4 Types of Work in Automated Persuasion
We organise the computational literature on persuasion into three capability classes, ordered by the direction of the information flow relative to the persuasion act:
| Capability | Direction | Goal |
|---|---|---|
| Descriptive | Observation → Explanation | Explain and measure persuasion in existing content |
| Simulative | Content → Predicted Response | Predict human persuasive response before it occurs |
| Generative | Target → Optimised Content | Create maximally persuasive content for a given audience |
4.1 Descriptive Capabilities
Descriptive systems explain the mechanics of persuasion in observed content. The core task is understanding what properties of content correlate with persuasive outcomes.

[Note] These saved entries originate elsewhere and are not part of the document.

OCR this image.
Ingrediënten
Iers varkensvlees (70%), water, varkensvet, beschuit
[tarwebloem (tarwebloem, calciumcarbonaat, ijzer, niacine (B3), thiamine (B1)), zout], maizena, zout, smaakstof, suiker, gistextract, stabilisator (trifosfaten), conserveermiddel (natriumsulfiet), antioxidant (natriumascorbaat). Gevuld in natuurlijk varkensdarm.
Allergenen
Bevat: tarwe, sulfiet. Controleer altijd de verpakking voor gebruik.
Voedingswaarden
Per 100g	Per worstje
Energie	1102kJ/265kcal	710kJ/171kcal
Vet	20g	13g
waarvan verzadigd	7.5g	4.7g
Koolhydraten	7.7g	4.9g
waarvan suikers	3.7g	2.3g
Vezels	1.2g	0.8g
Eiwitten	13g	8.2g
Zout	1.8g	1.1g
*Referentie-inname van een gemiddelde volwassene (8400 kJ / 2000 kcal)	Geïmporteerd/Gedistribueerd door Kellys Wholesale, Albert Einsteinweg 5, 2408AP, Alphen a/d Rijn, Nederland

4.1.1 Content Capabilities
Understanding persuasive content requires parsing three intertwined signals:
- Content and Logic
- The quality of arguments, the presence of logical fallacies, the structure of reasoning chains. Computational argumentation mining extracts and classifies these automatically.
- Advertisements
- Visual and multimodal persuasion; predicting ad memorability, click-through, and brand recall from image and video features.
- Emotion and Affect
- Sentiment analysis, emotion recognition, and the mapping of affective content to persuasive outcomes across different demographics.
4.2 Simulative Capabilities
Simulative systems predict how a given person or population will respond to a given message before the message is deployed. This is hard because persuasive effects are moderated by audience characteristics that are rarely directly observed.

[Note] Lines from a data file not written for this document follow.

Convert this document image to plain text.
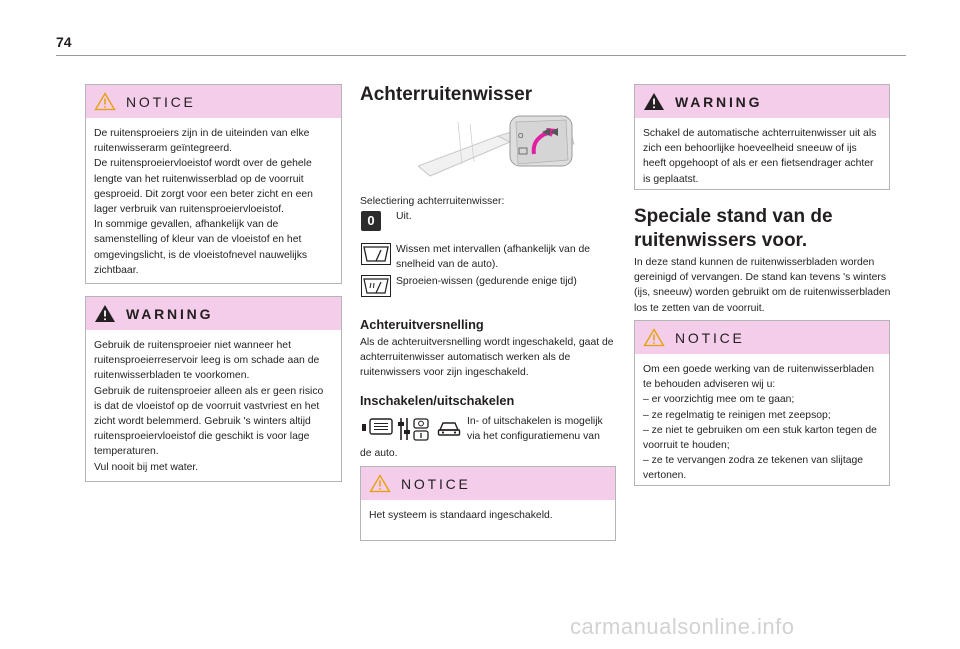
74
NOTICE

De ruitensproeiers zijn in de uiteinden van elke ruitenwisserarm geïntegreerd.

De ruitensproeiervloeistof wordt over de gehele lengte van het ruitenwisserblad op de voorruit gesproeid. Dit zorgt voor een beter zicht en een lager verbruik van ruitensproeiervloeistof.

In sommige gevallen, afhankelijk van de samenstelling of kleur van de vloeistof en het omgevingslicht, is de vloeistofnevel nauwelijks zichtbaar.

WARNING

Gebruik de ruitensproeier niet wanneer het ruitensproeierreservoir leeg is om schade aan de ruitenwisserbladen te voorkomen.

Gebruik de ruitensproeier alleen als er geen risico is dat de vloeistof op de voorruit vastvriest en het zicht wordt belemmerd. Gebruik 's winters altijd ruitensproeiervloeistof die geschikt is voor lage temperaturen.

Vul nooit bij met water.

Achterruitenwisser
O

Selectiering achterruitenwisser:

0	Uit.

Wissen met intervallen (afhankelijk van de snelheid van de auto).

Sproeien-wissen (gedurende enige tijd)

Achteruitversnelling

Als de achteruitversnelling wordt ingeschakeld, gaat de achterruitenwisser automatisch werken als de ruitenwissers voor zijn ingeschakeld.

Inschakelen/uitschakelen

In- of uitschakelen is mogelijk

via het configuratiemenu van

de auto.

NOTICE

Het systeem is standaard ingeschakeld.

WARNING

Schakel de automatische achterruitenwisser uit als zich een behoorlijke hoeveelheid sneeuw of ijs heeft opgehoopt of als er een fietsendrager achter is geplaatst.

Speciale stand van de
ruitenwissers voor.

In deze stand kunnen de ruitenwisserbladen worden gereinigd of vervangen. De stand kan tevens 's winters (ijs, sneeuw) worden gebruikt om de ruitenwisserbladen los te zetten van de voorruit.

NOTICE

Om een goede werking van de ruitenwisserbladen te behouden adviseren wij u:

– er voorzichtig mee om te gaan;

– ze regelmatig te reinigen met zeepsop;

– ze niet te gebruiken om een stuk karton tegen de voorruit te houden;

– ze te vervangen zodra ze tekenen van slijtage vertonen.

carmanualsonline.info
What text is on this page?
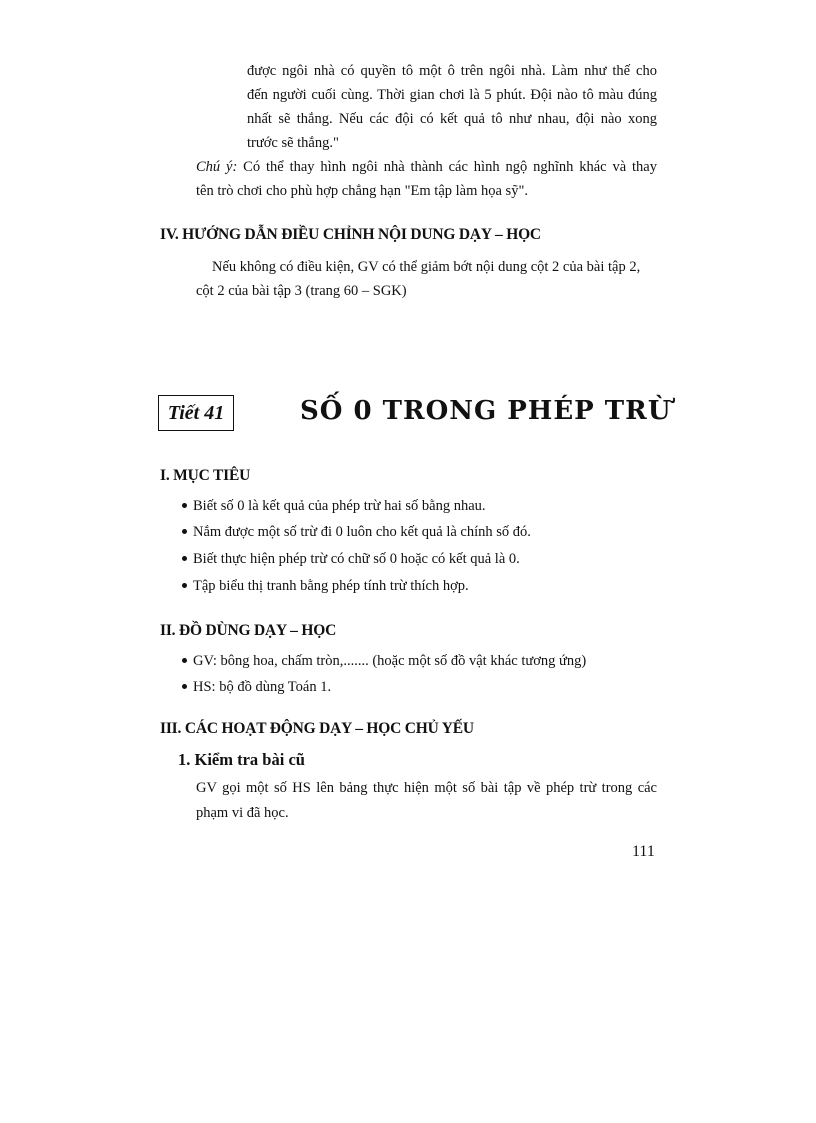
được ngôi nhà có quyền tô một ô trên ngôi nhà. Làm như thế cho
đến người cuối cùng. Thời gian chơi là 5 phút. Đội nào tô màu đúng
nhất sẽ thắng. Nếu các đội có kết quả tô như nhau, đội nào xong
trước sẽ thắng."
Chú ý: Có thể thay hình ngôi nhà thành các hình ngộ nghĩnh khác và thay
tên trò chơi cho phù hợp chẳng hạn "Em tập làm họa sỹ".
IV. HƯỚNG DẪN ĐIỀU CHỈNH NỘI DUNG DẠY – HỌC
Nếu không có điều kiện, GV có thể giảm bớt nội dung cột 2 của bài tập 2,
cột 2 của bài tập 3 (trang 60 – SGK)
Tiết 41	SỐ 0 TRONG PHÉP TRỪ
I. MỤC TIÊU
Biết số 0 là kết quả của phép trừ hai số bằng nhau.
Nắm được một số trừ đi 0 luôn cho kết quả là chính số đó.
Biết thực hiện phép trừ có chữ số 0 hoặc có kết quả là 0.
Tập biểu thị tranh bằng phép tính trừ thích hợp.
II. ĐỒ DÙNG DẠY – HỌC
GV: bông hoa, chấm tròn,....... (hoặc một số đồ vật khác tương ứng)
HS: bộ đồ dùng Toán 1.
III. CÁC HOẠT ĐỘNG DẠY – HỌC CHỦ YẾU
1. Kiểm tra bài cũ
GV gọi một số HS lên bảng thực hiện một số bài tập về phép trừ trong các
phạm vi đã học.
111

Representative lines of work:
- Can Language Models Recognise Convincing Arguments? — testing LLMs as judges of argument quality
- Measuring and Increasing Persuasiveness of Large Language Models [1]

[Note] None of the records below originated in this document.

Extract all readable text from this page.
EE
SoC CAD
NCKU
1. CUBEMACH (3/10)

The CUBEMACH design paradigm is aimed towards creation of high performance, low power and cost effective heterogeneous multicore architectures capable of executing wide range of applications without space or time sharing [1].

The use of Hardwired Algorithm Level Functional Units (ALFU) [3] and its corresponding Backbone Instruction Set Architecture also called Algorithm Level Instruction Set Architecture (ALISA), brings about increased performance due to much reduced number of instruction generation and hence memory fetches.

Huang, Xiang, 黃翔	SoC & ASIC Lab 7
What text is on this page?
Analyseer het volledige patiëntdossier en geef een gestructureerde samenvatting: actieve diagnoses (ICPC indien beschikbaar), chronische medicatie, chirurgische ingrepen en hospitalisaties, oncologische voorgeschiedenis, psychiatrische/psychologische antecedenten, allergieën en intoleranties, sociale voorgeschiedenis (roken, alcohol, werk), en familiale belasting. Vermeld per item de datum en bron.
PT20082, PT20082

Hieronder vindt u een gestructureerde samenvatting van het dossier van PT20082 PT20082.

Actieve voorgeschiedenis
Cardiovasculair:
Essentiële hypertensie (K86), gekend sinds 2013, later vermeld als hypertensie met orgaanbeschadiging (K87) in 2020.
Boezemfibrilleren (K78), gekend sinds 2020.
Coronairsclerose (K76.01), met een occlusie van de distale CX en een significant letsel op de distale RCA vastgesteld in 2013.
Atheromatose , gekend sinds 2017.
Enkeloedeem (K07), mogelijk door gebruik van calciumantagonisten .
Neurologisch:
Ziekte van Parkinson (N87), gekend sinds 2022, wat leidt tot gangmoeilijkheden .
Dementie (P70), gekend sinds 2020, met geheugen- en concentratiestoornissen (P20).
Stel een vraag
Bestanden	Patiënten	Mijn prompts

- Memorability prediction from content and context
4.2.1 Single Person
Micro-targeting and personalisation — predicting individual response. Key challenge: the privacy vs. effectiveness trade-off.
4.2.2 Interpersonal Interaction
Section under active development.
4.2.3 Societal
- Propaganda detection
- Predicting opinion shifts in populations
4.2.4 Opinion Dynamics
Agent-based models of belief propagation; echo chambers and filter bubbles.
4.2.5 Content Recommendation
Given an audience, select the content that maximises a persuasive objective.
4.2.6 Audience Selection
Given a piece of content, identify the audience for which it will be most persuasive.
4.3 Generative Capabilities
Generative systems produce persuasive content optimised for a particular configuration of audience, time, channel, sender, and topic. This is the most powerful — and ethically fraught — capability class.
Large language models have dramatically lowered the cost of generating fluent, targeted persuasive text at scale. This raises questions that the research community is only beginning to confront: How persuasive are LLM-generated messages compared to human-written ones? Under what conditions do they outperform human writers? What disclosure obligations do deployers have?
If an AI system can generate a message that is more persuasive than any human writer could produce, targeted at a single individual, delivered via the channel and at the time of greatest receptivity — what governance structures should constrain its deployment?